The Taroom Aboriginal Reserve. Image: State Library of Queensland
“I have very visceral responses to that heartache and that trauma and that is always my motivation for where I stand today,” Mrs Holland said.
“Before she died, I asked my 98-year-old grandmother’s permission to work in the Indigenous health and research space.
“That she told me to ‘go for it’ was one of my proudest moments,” she said.
A career in academia was not the obvious choice for a young Lorelle, growing up with her four sisters in suburban Sandgate on Brisbane’s bayside.
Her father Benjamin Ball and mother Desley left school after Year 5 and Year 8 respectively, but Mrs Holland says they always encouraged their daughters' education.
“My parents are both incredibly clever, and Dad has a really strong engineering mind.
“He worked three jobs and was pretty tough on us, but I realise now the value in that,” Mrs Holland says.
“He wanted us to stand on our own two feet.”
The eldest, Keitha Dunstan, went into accounting, became a professor and is now Provost of Bond University.
Mrs Holland was steered toward nursing.
“Mum was often hospitalised with asthma when I was a child and caring came naturally to me.”
Lorelle Holland at her nursing graduation ceremony.
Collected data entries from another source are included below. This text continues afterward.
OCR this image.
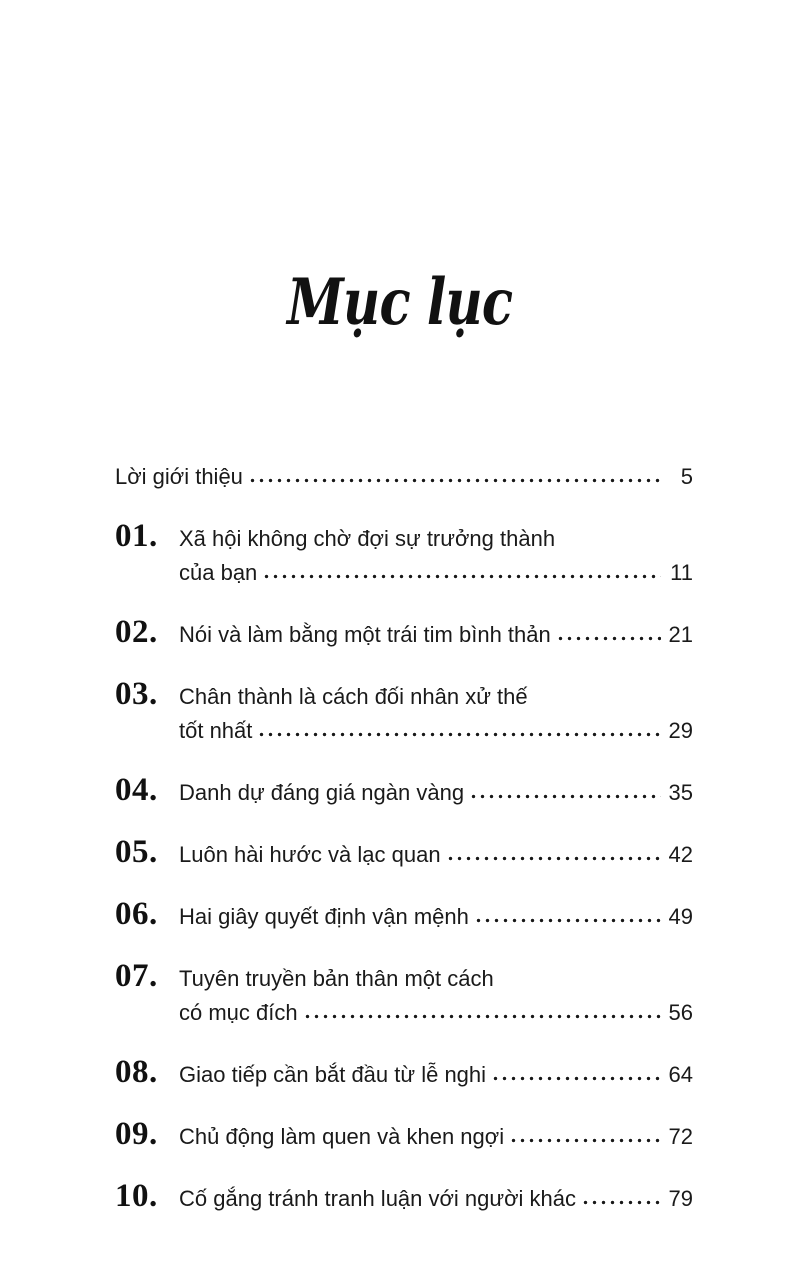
Mục lục
Lời giới thiệu	5
01. Xã hội không chờ đợi sự trưởng thành
của bạn	11
02. Nói và làm bằng một trái tim bình thản	21
03. Chân thành là cách đối nhân xử thế
tốt nhất	29
04. Danh dự đáng giá ngàn vàng	35
05. Luôn hài hước và lạc quan	42
06. Hai giây quyết định vận mệnh	49
07. Tuyên truyền bản thân một cách
có mục đích	56
08. Giao tiếp cần bắt đầu từ lễ nghi	64
09. Chủ động làm quen và khen ngợi	72
10. Cố gắng tránh tranh luận với người khác	79
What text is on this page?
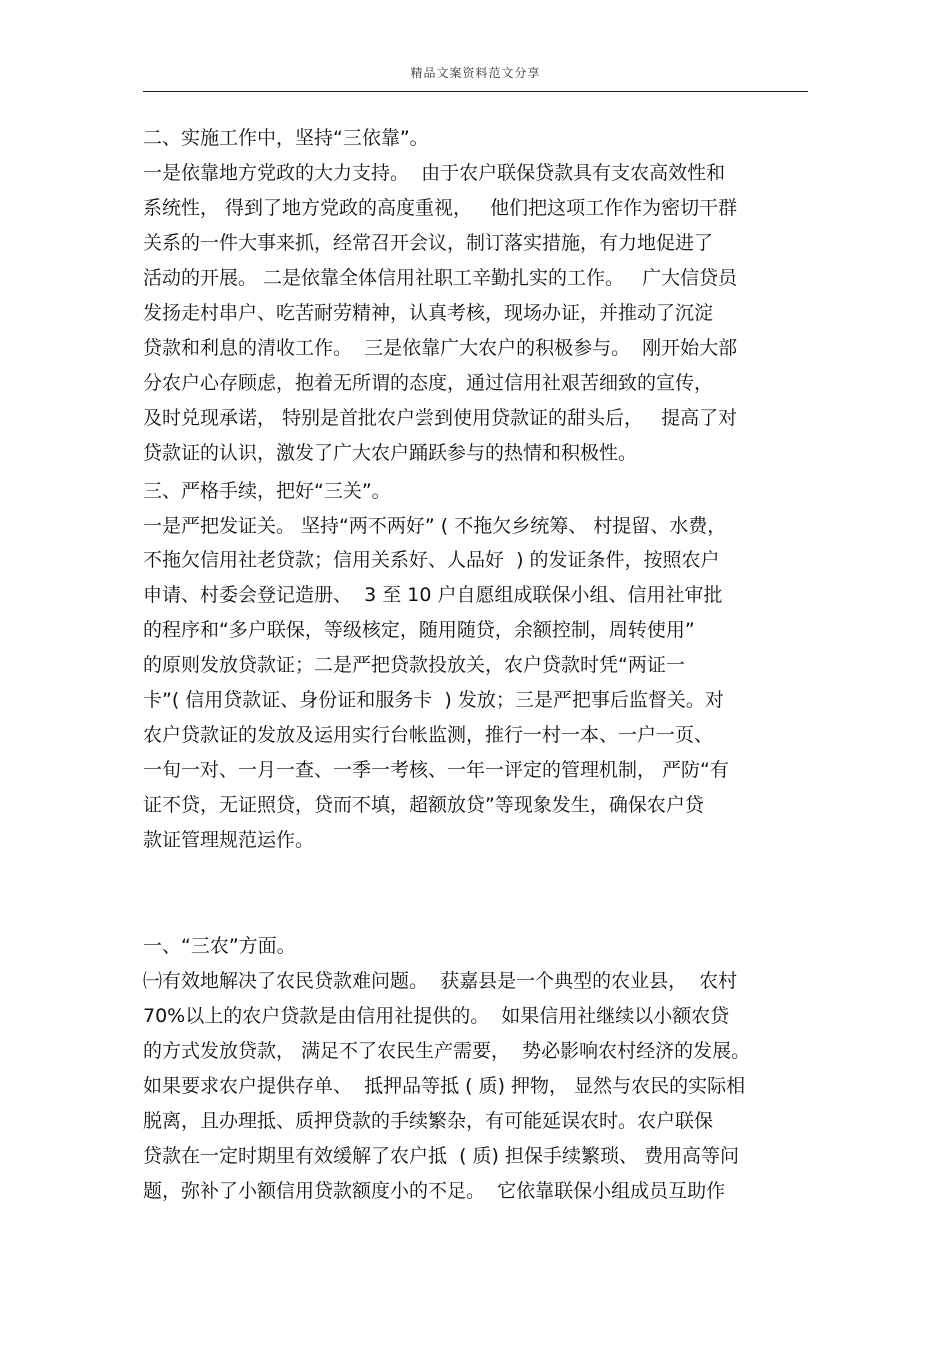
精品文案资料范文分享
二、实施工作中，坚持“三依靠”。
一是依靠地方党政的大力支持。  由于农户联保贷款具有支农高效性和
系统性， 得到了地方党政的高度重视，   他们把这项工作作为密切干群
关系的一件大事来抓，经常召开会议，制订落实措施，有力地促进了
活动的开展。 二是依靠全体信用社职工辛勤扎实的工作。   广大信贷员
发扬走村串户、吃苦耐劳精神，认真考核，现场办证，并推动了沉淀
贷款和利息的清收工作。  三是依靠广大农户的积极参与。  刚开始大部
分农户心存顾虑，抱着无所谓的态度，通过信用社艰苦细致的宣传，
及时兑现承诺， 特别是首批农户尝到使用贷款证的甜头后，   提高了对
贷款证的认识，激发了广大农户踊跃参与的热情和积极性。
三、严格手续，把好“三关”。
一是严把发证关。 坚持“两不两好” ( 不拖欠乡统筹、 村提留、水费，
不拖欠信用社老贷款；信用关系好、人品好  ) 的发证条件，按照农户
申请、村委会登记造册、  3 至 10 户自愿组成联保小组、信用社审批
的程序和“多户联保，等级核定，随用随贷，余额控制，周转使用”
的原则发放贷款证；二是严把贷款投放关，农户贷款时凭“两证一
卡”( 信用贷款证、身份证和服务卡  ) 发放；三是严把事后监督关。对
农户贷款证的发放及运用实行台帐监测，推行一村一本、一户一页、
一旬一对、一月一查、一季一考核、一年一评定的管理机制， 严防“有
证不贷，无证照贷，贷而不填，超额放贷”等现象发生，确保农户贷
款证管理规范运作。
一、“三农”方面。
㈠有效地解决了农民贷款难问题。  获嘉县是一个典型的农业县，  农村
70%以上的农户贷款是由信用社提供的。  如果信用社继续以小额农贷
的方式发放贷款， 满足不了农民生产需要，  势必影响农村经济的发展。
如果要求农户提供存单、  抵押品等抵 ( 质) 押物， 显然与农民的实际相
脱离，且办理抵、质押贷款的手续繁杂，有可能延误农时。农户联保
贷款在一定时期里有效缓解了农户抵  ( 质) 担保手续繁琐、 费用高等问
题，弥补了小额信用贷款额度小的不足。  它依靠联保小组成员互助作
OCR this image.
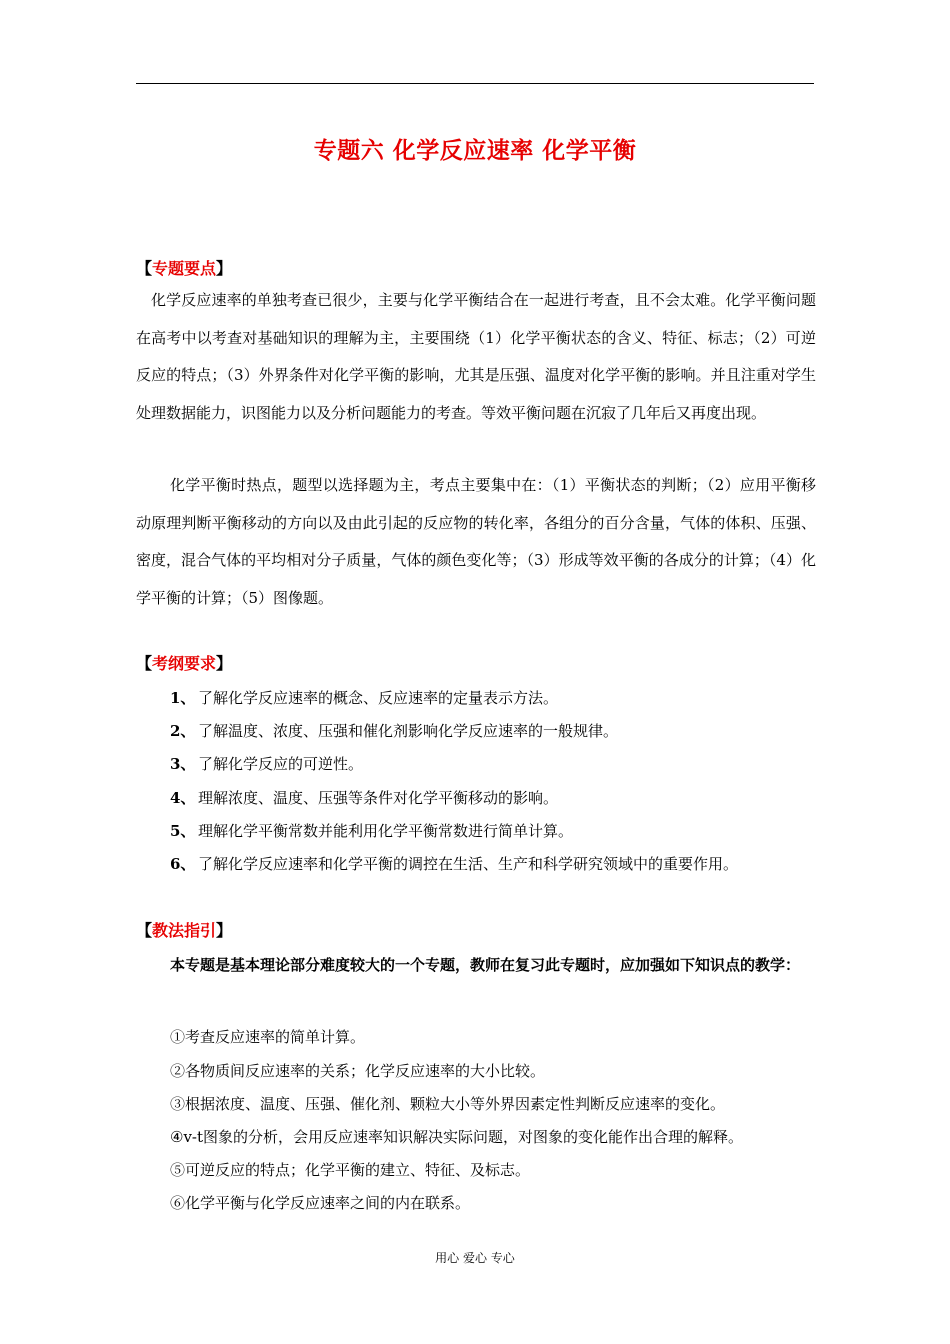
专题六 化学反应速率 化学平衡
【专题要点】
化学反应速率的单独考查已很少，主要与化学平衡结合在一起进行考查，且不会太难。化学平衡问题在高考中以考查对基础知识的理解为主，主要围绕（1）化学平衡状态的含义、特征、标志；（2）可逆反应的特点；（3）外界条件对化学平衡的影响，尤其是压强、温度对化学平衡的影响。并且注重对学生处理数据能力，识图能力以及分析问题能力的考查。等效平衡问题在沉寂了几年后又再度出现。
化学平衡时热点，题型以选择题为主，考点主要集中在：（1）平衡状态的判断；（2）应用平衡移动原理判断平衡移动的方向以及由此引起的反应物的转化率，各组分的百分含量，气体的体积、压强、密度，混合气体的平均相对分子质量，气体的颜色变化等；（3）形成等效平衡的各成分的计算；（4）化学平衡的计算；（5）图像题。
【考纲要求】
1、 了解化学反应速率的概念、反应速率的定量表示方法。
2、 了解温度、浓度、压强和催化剂影响化学反应速率的一般规律。
3、 了解化学反应的可逆性。
4、 理解浓度、温度、压强等条件对化学平衡移动的影响。
5、 理解化学平衡常数并能利用化学平衡常数进行简单计算。
6、 了解化学反应速率和化学平衡的调控在生活、生产和科学研究领域中的重要作用。
【教法指引】
本专题是基本理论部分难度较大的一个专题，教师在复习此专题时，应加强如下知识点的教学：
①考查反应速率的简单计算。
②各物质间反应速率的关系；化学反应速率的大小比较。
③根据浓度、温度、压强、催化剂、颗粒大小等外界因素定性判断反应速率的变化。
④v-t图象的分析，会用反应速率知识解决实际问题，对图象的变化能作出合理的解释。
⑤可逆反应的特点；化学平衡的建立、特征、及标志。
⑥化学平衡与化学反应速率之间的内在联系。
用心 爱心 专心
Image: supplied
Mrs Holland began her nursing training at 17 at Ipswich Hospital, before graduating with a degree from USQ in 1993.
She spent the next three decades as a registered nurse across south-east Queensland.
“I fell in love with nursing and worked hard, whether it was in hospitals, clinics, education or research,” she said.
Her studies involved a stint as a Remote Area Nurse working with Aboriginal people in the Northern Territory.
Lorelle Holland, above right, in the Northern Territory with colleague Antonella Martin. Image: supplied
“That was my lightbulb moment,” Mrs Holland says.
“I saw firsthand how society marginalises people because it’s easier to view the differences in individuals or community as dysfunctional or ill and needing to be ‘fixed’.”
“But it’s the oppressive, colonial, and racist systems that are sick and broken and act as barriers to true reconciliation, social justice and liberty for all people equally in Australia.”
Mrs Holland said urgent reform was needed.
“No one should be left behind,” she said.
“Australia is a wealthy nation and we should be doing better.”
Working in the Northern Territory helped Mrs Holland decide on a career change – from nurse to academic.
“I’ve had a second wind in my 50s, now that my children are grown and living independently.
“With my background and experience I intend to make a difference in this space,” she said.
Mrs Holland received the UQ 'Postgraduate Coursework Academic Excellence Award' in 2020 and was accepted as a PhD candidate in the Faculty of Medicine.
Her current studies are exploring critical race theory and the complex health needs of Aboriginal and Torres Strait Islander youth in detention.
She’s calling for the decolonisation of health and social care in favour of a preventative approach led by community.
“We don’t have to accept the status quo,” Mrs Holland said.
“We need to disrupt the complacency about our treatment of Aboriginal and Torres Strait Islander children and increase the expectations on the Australian Government and us as global citizens.
“What’s the UQ slogan – ‘Create change’?
“That’s exactly what I’m here to do.”